Faires Wirtschaften: Die Einhaltung von Sozialstandards ist Pflicht

Faires Wirtschaften ist für uns ein zentraler Wert, den wir entlang der gesamten Wertschöpfungskette fördern – nicht nur für unser Miteinander im Team, sondern auch in der Zusammenarbeit mit all unseren Partnern, sei es Hersteller, Handelspartner oder Agentur.

Langjährige Partnerschaft

Mit dem Großteil unserer Partner arbeiten wir schon seit vielen Jahren zusammen, wodurch sich ein vertrauensvolles Fundament für unsere hohe Qualität gebildet hat.

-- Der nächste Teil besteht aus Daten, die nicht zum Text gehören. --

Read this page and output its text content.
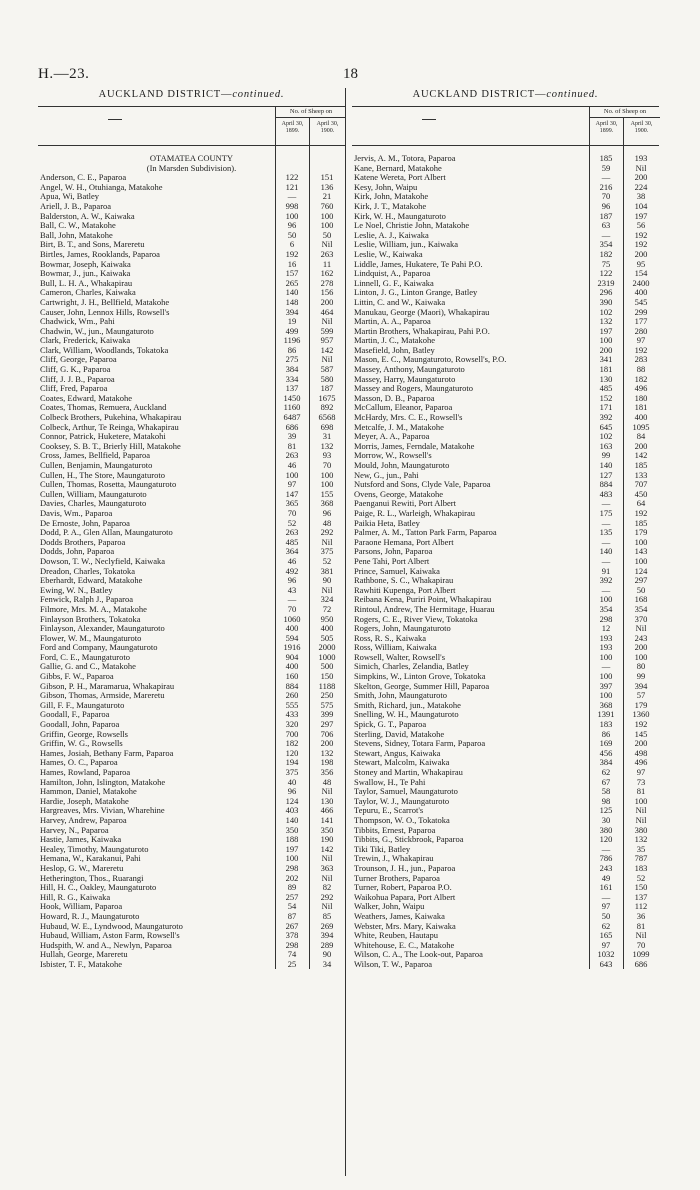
H.—23.	18
AUCKLAND DISTRICT—continued.
No. of Sheep on
April 30, 1899.
April 30, 1900.
OTAMATEA COUNTY
(In Marsden Subdivision).
Anderson, C. E., Paparoa	122	151
Angel, W. H., Otuhianga, Matakohe	121	136
Apua, Wi, Batley	—	21
Ariell, J. B., Paparoa	998	760
Balderston, A. W., Kaiwaka	100	100
Ball, C. W., Matakohe	96	100
Ball, John, Matakohe	50	50
Birt, B. T., and Sons, Mareretu	6	Nil
Birtles, James, Rooklands, Paparoa	192	263
Bowmar, Joseph, Kaiwaka	16	11
Bowmar, J., jun., Kaiwaka	157	162
Bull, L. H. A., Whakapirau	265	278
Cameron, Charles, Kaiwaka	140	156
Cartwright, J. H., Bellfield, Matakohe	148	200
Causer, John, Lennox Hills, Rowsell's	394	464
Chadwick, Wm., Pahi	19	Nil
Chadwin, W., jun., Maungaturoto	499	599
Clark, Frederick, Kaiwaka	1196	957
Clark, William, Woodlands, Tokatoka	86	142
Cliff, George, Paparoa	275	Nil
Cliff, G. K., Paparoa	384	587
Cliff, J. J. B., Paparoa	334	580
Cliff, Fred, Paparoa	137	187
Coates, Edward, Matakohe	1450	1675
Coates, Thomas, Remuera, Auckland	1160	892
Colbeck Brothers, Pukehina, Whakapirau	6487	6568
Colbeck, Arthur, Te Reinga, Whakapirau	686	698
Connor, Patrick, Huketere, Matakohi	39	31
Cooksey, S. B. T., Brierly Hill, Matakohe	81	132
Cross, James, Bellfield, Paparoa	263	93
Cullen, Benjamin, Maungaturoto	46	70
Cullen, H., The Store, Maungaturoto	100	100
Cullen, Thomas, Rosetta, Maungaturoto	97	100
Cullen, William, Maungaturoto	147	155
Davies, Charles, Maungaturoto	365	368
Davis, Wm., Paparoa	70	96
De Ernoste, John, Paparoa	52	48
Dodd, P. A., Glen Allan, Maungaturoto	263	292
Dodds Brothers, Paparoa	485	Nil
Dodds, John, Paparoa	364	375
Dowson, T. W., Neclyfield, Kaiwaka	46	52
Dreadon, Charles, Tokatoka	492	381
Eberhardt, Edward, Matakohe	96	90
Ewing, W. N., Batley	43	Nil
Fenwick, Ralph J., Paparoa	—	324
Filmore, Mrs. M. A., Matakohe	70	72
Finlayson Brothers, Tokatoka	1060	950
Finlayson, Alexander, Maungaturoto	400	400
Flower, W. M., Maungaturoto	594	505
Ford and Company, Maungaturoto	1916	2000
Ford, C. E., Maungaturoto	904	1000
Gallie, G. and C., Matakohe	400	500
Gibbs, F. W., Paparoa	160	150
Gibson, P. H., Maramarua, Whakapirau	884	1188
Gibson, Thomas, Armside, Mareretu	260	250
Gill, F. F., Maungaturoto	555	575
Goodall, F., Paparoa	433	399
Goodall, John, Paparoa	320	297
Griffin, George, Rowsells	700	706
Griffin, W. G., Rowsells	182	200
Hames, Josiah, Bethany Farm, Paparoa	120	132
Hames, O. C., Paparoa	194	198
Hames, Rowland, Paparoa	375	356
Hamilton, John, Islington, Matakohe	40	48
Hammon, Daniel, Matakohe	96	Nil
Hardie, Joseph, Matakohe	124	130
Hargreaves, Mrs. Vivian, Wharehine	403	466
Harvey, Andrew, Paparoa	140	141
Harvey, N., Paparoa	350	350
Hastie, James, Kaiwaka	188	190
Healey, Timothy, Maungaturoto	197	142
Hemana, W., Karakanui, Pahi	100	Nil
Heslop, G. W., Mareretu	298	363
Hetherington, Thos., Ruarangi	202	Nil
Hill, H. C., Oakley, Maungaturoto	89	82
Hill, R. G., Kaiwaka	257	292
Hook, William, Paparoa	54	Nil
Howard, R. J., Maungaturoto	87	85
Hubaud, W. E., Lyndwood, Maungaturoto	267	269
Hubaud, William, Aston Farm, Rowsell's	378	394
Hudspith, W. and A., Newlyn, Paparoa	298	289
Hullah, George, Mareretu	74	90
Isbister, T. F., Matakohe	25	34
AUCKLAND DISTRICT—continued.
No. of Sheep on
April 30, 1899.
April 30, 1900.
Jervis, A. M., Totora, Paparoa	185	193
Kane, Bernard, Matakohe	59	Nil
Katene Wereta, Port Albert	—	200
Kesy, John, Waipu	216	224
Kirk, John, Matakohe	70	38
Kirk, J. T., Matakohe	96	104
Kirk, W. H., Maungaturoto	187	197
Le Noel, Christie John, Matakohe	63	56
Leslie, A. J., Kaiwaka	—	192
Leslie, William, jun., Kaiwaka	354	192
Leslie, W., Kaiwaka	182	200
Liddle, James, Hukatere, Te Pahi P.O.	75	95
Lindquist, A., Paparoa	122	154
Linnell, G. F., Kaiwaka	2319	2400
Linton, J. G., Linton Grange, Batley	296	400
Littin, C. and W., Kaiwaka	390	545
Manukau, George (Maori), Whakapirau	102	299
Martin, A. A., Paparoa	132	177
Martin Brothers, Whakapirau, Pahi P.O.	197	280
Martin, J. C., Matakohe	100	97
Masefield, John, Batley	200	192
Mason, E. C., Maungaturoto, Rowsell's, P.O.	341	283
Massey, Anthony, Maungaturoto	181	88
Massey, Harry, Maungaturoto	130	182
Massey and Rogers, Maungaturoto	485	496
Masson, D. B., Paparoa	152	180
McCallum, Eleanor, Paparoa	171	181
McHardy, Mrs. C. E., Rowsell's	392	400
Metcalfe, J. M., Matakohe	645	1095
Meyer, A. A., Paparoa	102	84
Morris, James, Ferndale, Matakohe	163	200
Morrow, W., Rowsell's	99	142
Mould, John, Maungaturoto	140	185
New, G., jun., Pahi	127	133
Nutsford and Sons, Clyde Vale, Paparoa	884	707
Ovens, George, Matakohe	483	450
Paenganui Rewiti, Port Albert	—	64
Paige, R. L., Warleigh, Whakapirau	175	192
Paikia Heta, Batley	—	185
Palmer, A. M., Tatton Park Farm, Paparoa	135	179
Paraone Hemana, Port Albert	—	100
Parsons, John, Paparoa	140	143
Pene Tahi, Port Albert	—	100
Prince, Samuel, Kaiwaka	91	124
Rathbone, S. C., Whakapirau	392	297
Rawhiti Kupenga, Port Albert	—	50
Reibana Kena, Puriri Point, Whakapirau	100	168
Rintoul, Andrew, The Hermitage, Huarau	354	354
Rogers, C. E., River View, Tokatoka	298	370
Rogers, John, Maungaturoto	12	Nil
Ross, R. S., Kaiwaka	193	243
Ross, William, Kaiwaka	193	200
Rowsell, Walter, Rowsell's	100	100
Simich, Charles, Zelandia, Batley	—	80
Simpkins, W., Linton Grove, Tokatoka	100	99
Skelton, George, Summer Hill, Paparoa	397	394
Smith, John, Maungaturoto	100	57
Smith, Richard, jun., Matakohe	368	179
Snelling, W. H., Maungaturoto	1391	1360
Spick, G. T., Paparoa	183	192
Sterling, David, Matakohe	86	145
Stevens, Sidney, Totara Farm, Paparoa	169	200
Stewart, Angus, Kaiwaka	456	498
Stewart, Malcolm, Kaiwaka	384	496
Stoney and Martin, Whakapirau	62	97
Swallow, H., Te Pahi	67	73
Taylor, Samuel, Maungaturoto	58	81
Taylor, W. J., Maungaturoto	98	100
Tepuru, E., Scarrot's	125	Nil
Thompson, W. O., Tokatoka	30	Nil
Tibbits, Ernest, Paparoa	380	380
Tibbits, G., Stickbrook, Paparoa	120	132
Tiki Tiki, Batley	—	35
Trewin, J., Whakapirau	786	787
Trounson, J. H., jun., Paparoa	243	183
Turner Brothers, Paparoa	49	52
Turner, Robert, Paparoa P.O.	161	150
Waikohua Papara, Port Albert	—	137
Walker, John, Waipu	97	112
Weathers, James, Kaiwaka	50	36
Webster, Mrs. Mary, Kaiwaka	62	81
White, Reuben, Hautapu	165	Nil
Whitehouse, E. C., Matakohe	97	70
Wilson, C. A., The Look-out, Paparoa	1032	1099
Wilson, T. W., Paparoa	643	686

Ein respektvoller Umgang liegt uns besonders am Herzen.

Alnavit Sozialstadards - wir übernehmen Verantwortung

Von Cornflakes, über Mandelhörnchen bis hin zum Buchweizenbrot – die Alnavit Produktvielfalt ist groß. Bei der Herstellung haben Zutaten aus Deutschland oder Europa immer Vorrang. Dennoch stammen einige Rohwaren aus außereuropäischen Ländern, denn dort haben Sie ihren natürlichen Ursprung: Dazu gehören neben Kakao und Rohrohrzucker zum Beispiel verschiedene Früchte, Gewürze, Nüsse und Saaten. Diese Zutaten werden weltweit eingekauft und durch unsere Herstellerpartner zu Alnavit Produkten verarbeitet. Stammen sie aus von der Organisation amfori (amfori.org) ermittelten Risikoländern – also Ländern mit unsicheren politischen, sozialen, rechtlichen oder ökologischen Verhältnissen – müssen anerkannte Sozialstandards in den Herkunftsbetrieben nachweislich eingehalten sein.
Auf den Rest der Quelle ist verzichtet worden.